Plot: It's well handled, you have six stories that intersect that allows things to be fleshed out so you get the whole picture, said picture culminating in you realize what happened thousands of years ago, and why that's relevant to what's happening now.
Characters: I mean, it's Sonic, that's kind of a slam dunk in of itself, but more importantly, you have six playable characters, four of which have character arcs, and of the two remaining, Sonic not having an arc isn't really an issue in this case. Big? Yeah, Big sucks, of course he does, but where else are things lacking?
Worldbuilding: First game to really do proper worldbuilding and give a sense of history. Yes, you can pull a technically and point out how SA's worldbuilding is piggybacking off what was laid out in STH3&K (as in, plot hints in the manual are given full explanation here). By itself, it's nothing special, by the standards of the genre...well, seriously, how many other platformers devote this much time to story elements?
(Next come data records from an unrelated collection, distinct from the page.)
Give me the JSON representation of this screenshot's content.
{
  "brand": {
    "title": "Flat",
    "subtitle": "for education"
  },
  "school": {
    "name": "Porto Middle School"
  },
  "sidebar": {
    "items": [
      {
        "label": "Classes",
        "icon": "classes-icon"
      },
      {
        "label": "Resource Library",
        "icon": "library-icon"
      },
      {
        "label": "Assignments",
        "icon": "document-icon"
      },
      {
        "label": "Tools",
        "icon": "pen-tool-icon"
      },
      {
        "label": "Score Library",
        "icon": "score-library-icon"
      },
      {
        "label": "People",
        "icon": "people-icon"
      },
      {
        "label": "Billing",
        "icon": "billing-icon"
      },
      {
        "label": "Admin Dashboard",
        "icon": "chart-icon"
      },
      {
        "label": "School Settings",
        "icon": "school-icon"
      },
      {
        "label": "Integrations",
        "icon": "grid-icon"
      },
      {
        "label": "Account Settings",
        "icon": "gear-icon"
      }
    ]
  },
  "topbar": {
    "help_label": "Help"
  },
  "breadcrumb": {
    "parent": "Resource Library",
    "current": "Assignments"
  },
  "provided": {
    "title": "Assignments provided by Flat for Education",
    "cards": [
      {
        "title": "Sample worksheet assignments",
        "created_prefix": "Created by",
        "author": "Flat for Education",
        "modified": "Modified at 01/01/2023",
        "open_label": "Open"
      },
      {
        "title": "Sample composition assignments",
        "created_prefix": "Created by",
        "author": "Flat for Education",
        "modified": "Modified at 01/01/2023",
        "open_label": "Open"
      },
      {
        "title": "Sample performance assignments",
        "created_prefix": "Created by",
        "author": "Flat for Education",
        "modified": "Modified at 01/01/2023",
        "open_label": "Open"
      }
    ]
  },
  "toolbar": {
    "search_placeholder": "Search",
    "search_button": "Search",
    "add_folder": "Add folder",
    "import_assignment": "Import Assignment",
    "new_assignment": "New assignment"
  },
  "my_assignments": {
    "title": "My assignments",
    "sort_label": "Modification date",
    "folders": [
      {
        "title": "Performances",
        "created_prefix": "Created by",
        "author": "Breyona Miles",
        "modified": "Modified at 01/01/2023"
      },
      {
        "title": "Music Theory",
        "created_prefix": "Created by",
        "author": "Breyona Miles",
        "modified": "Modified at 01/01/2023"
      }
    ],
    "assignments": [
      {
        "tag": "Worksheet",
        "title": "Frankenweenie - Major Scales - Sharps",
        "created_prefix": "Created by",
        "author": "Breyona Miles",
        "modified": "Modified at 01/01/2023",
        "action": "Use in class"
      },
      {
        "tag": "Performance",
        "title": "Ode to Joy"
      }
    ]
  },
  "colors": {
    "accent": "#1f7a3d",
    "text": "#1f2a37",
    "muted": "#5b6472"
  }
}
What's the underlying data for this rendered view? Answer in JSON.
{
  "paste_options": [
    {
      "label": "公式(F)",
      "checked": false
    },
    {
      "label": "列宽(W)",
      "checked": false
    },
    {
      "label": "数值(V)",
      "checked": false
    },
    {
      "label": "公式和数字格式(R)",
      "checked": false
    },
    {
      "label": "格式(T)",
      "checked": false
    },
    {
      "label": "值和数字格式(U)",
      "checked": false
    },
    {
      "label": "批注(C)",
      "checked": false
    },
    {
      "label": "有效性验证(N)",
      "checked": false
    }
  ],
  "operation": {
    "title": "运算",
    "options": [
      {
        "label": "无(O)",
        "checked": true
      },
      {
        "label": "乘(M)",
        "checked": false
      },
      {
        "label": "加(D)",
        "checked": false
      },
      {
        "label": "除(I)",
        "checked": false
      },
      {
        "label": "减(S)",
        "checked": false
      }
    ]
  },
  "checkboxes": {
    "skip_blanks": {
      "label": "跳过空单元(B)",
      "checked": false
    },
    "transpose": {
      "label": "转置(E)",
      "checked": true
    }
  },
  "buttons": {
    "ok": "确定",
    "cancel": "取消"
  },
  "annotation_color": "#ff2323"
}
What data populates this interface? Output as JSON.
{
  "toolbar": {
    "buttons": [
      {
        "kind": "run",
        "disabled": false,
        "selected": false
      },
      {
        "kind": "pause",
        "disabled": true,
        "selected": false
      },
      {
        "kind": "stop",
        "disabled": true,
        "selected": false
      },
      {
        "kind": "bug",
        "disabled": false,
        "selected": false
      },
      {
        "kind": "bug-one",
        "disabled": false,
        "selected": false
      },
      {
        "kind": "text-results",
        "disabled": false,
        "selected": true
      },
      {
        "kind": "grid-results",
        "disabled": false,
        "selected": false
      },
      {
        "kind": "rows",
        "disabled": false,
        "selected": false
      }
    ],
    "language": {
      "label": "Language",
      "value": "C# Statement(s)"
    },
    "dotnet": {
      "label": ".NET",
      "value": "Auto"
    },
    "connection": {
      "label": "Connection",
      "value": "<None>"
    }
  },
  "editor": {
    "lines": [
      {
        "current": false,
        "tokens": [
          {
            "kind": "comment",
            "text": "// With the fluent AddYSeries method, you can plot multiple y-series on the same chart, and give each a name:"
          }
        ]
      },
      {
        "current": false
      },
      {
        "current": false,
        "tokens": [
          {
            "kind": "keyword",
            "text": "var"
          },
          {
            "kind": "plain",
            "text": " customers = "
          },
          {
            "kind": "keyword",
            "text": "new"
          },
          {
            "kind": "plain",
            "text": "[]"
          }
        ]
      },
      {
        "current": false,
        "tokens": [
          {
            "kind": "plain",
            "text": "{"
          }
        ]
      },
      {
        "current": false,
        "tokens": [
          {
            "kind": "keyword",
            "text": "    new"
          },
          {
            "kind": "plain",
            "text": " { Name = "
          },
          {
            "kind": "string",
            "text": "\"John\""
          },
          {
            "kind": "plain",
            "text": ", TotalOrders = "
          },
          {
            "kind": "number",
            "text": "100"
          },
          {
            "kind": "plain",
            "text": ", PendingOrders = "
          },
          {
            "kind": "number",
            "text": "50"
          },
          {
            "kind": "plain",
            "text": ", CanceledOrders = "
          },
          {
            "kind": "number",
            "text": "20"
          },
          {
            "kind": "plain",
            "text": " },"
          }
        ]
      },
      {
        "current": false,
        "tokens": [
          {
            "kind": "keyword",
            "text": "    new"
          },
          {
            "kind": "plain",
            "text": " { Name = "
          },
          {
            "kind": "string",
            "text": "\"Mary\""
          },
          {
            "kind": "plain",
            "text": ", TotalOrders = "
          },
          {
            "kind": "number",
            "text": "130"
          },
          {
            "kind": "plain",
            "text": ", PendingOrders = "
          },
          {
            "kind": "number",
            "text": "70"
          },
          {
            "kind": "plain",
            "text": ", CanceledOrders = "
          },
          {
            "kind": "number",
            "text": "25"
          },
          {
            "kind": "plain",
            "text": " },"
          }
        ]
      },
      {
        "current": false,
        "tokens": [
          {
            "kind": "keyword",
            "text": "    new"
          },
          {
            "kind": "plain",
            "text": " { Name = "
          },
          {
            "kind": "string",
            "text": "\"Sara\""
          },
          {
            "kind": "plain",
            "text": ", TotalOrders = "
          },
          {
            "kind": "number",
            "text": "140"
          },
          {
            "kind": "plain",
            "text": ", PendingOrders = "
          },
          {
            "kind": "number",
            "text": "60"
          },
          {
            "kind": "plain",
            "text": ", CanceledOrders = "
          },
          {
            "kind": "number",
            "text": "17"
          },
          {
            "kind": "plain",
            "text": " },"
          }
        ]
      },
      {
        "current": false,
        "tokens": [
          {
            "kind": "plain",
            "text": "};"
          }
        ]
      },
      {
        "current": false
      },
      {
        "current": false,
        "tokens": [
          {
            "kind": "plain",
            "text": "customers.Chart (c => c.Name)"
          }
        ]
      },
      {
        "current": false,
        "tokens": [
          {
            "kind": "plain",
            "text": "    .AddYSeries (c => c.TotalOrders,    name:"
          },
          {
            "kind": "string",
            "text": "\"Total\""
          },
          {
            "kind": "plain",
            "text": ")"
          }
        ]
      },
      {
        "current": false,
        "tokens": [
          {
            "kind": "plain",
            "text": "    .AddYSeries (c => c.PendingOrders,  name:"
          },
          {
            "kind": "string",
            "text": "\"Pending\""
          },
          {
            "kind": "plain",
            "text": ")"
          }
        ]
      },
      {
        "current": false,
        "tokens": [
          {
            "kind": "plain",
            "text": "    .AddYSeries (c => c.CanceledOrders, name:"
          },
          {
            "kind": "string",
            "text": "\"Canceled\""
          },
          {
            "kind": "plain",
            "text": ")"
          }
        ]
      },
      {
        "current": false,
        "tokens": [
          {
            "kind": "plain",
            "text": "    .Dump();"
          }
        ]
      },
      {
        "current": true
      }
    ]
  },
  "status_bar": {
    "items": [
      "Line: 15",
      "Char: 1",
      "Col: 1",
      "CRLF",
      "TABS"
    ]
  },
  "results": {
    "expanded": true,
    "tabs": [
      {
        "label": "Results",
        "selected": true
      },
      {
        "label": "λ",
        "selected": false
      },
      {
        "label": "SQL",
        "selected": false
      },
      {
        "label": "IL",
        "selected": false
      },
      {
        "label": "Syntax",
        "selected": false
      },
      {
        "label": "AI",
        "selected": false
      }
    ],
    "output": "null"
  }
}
Themes: Core theme of the sins of the past being visited on the present, and dealing with it in said present. Again, not the deepest theme in the world (it's done again in SA2), but it's still there, and indeed, I almost chose SA2 in place of SA1 because of it. That said, in this area, I do think SA1 pulls it off better here, in that it's a more somber story than SA2, and while Shadow's tragedy works well on the personal level, Chaos's tragedy works well on the thematic level
See I think this is where our disagreements lie. This thread is called "Games with great stories PERIOD" not "Games with great stories relative to their franchise, or genre". It should be a listing of the best stories gaming has to offer without caveat and if that excludes a bunch of genres or franchises because they simply aren't story focused so be it.To be clear, SA1 isn't the best story of all time, but by the standards of the series, and more importantly, the genre? There's a reason why Sonic's one of the few platformers I've remained invested in over the years, and why despite its flaws, Frontiers was a welcome return to form in the story area.
You need to obtain a ROM of the game and patch it with the fan translation found here, then you can play it on an emulator like Visual Boy Advance. This is all perfectly legal as long as you rip the ROM off of a cart you own, as of course you are going to do.Went to Steam to see if they have Mother 3 at the store. Motherless 3 came up instead and I'm sure it isn't what you are referring! That one is a XXX video narrative "game". Where would one find it Mother 3?
Final Fantasy X had my favorite game story to date. Not that others aren't great. Just that this one to this day is still my favorite.